I am keeping a close eye now on the remaining actively managed funds I have and will probably start taking cap gains and move the proceeds to index funds. I just don't have the time (can't be bothered) to keep track of managers and portfolio changes. Of course, with the proliferation in the number of indexes for each asset class, index funds have their own issues.

What's a man of leisure to do!
 
This was a painful lesson learned late in my investing lifetime. It has been painful paying gains at a rate 23 ppts higher than in retirement. A good reminder for those young investors out there that have growing incomes.


Sent from my iPhone using Early Retirement Forum
 
Interesting information, Adrift.
I am keeping a close eye now on the remaining actively managed funds I have and will probably start taking cap gains and move the proceeds to index funds. I just don't have the time (can't be bothered) to keep track of managers and portfolio changes. Of course, with the proliferation in the number of indexes for each asset class, index funds have their own issues.

What's a man of leisure to do!

I moved all MF out of my taxable accounts last December (remaining ones that is) and just invest in ETF and individual issues. MF often distribute large distributions after a good run up in value. Active funds seem to show this more. This is likely due partially these MF making tactical changes. The other cause is people redeeming funds. I wonder if this might eventually cause the same effect on index funds with the BB pulling assets to live on. Eventually even index funds will have to sell shares with high gains to pay redemptions.

I still have some MF, but in IRAs. The distributions have been quite large. However, it really has no effect in IRAs. Only total returns are important.
 
I moved all MF out of my taxable accounts last December (remaining ones that is) and just invest in ETF and individual issues.

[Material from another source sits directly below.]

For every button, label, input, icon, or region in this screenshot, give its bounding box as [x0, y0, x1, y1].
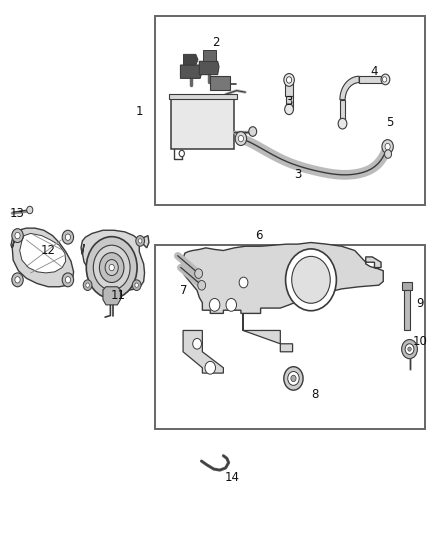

MF often distribute large distributions after a good run up in value.

Don't ETF's have distributions as well?

For example, I looked up the ETF VTI and the similar MF VTSMX. At Vanguard, they both list similar quarterly distributions (dividends).

What am I missing?
 
absolutely. One difference is most of the trading is done between the buyer and seller in the market and does involve the MF company at all. Thus no selling the the fund in these cases. To add or subtract shares can go through authorized participants [AP] and and the fund can distribute higher gain shares when the AP liquidate shares. This can help reduce some of the distributions.

But yes, I do get some dividends (mostly qualified) and CG (mostly long term) with in ER costs me next to nothing. Obviously this is excepting the income ETFs/ETNs that kick off ordinary income by design.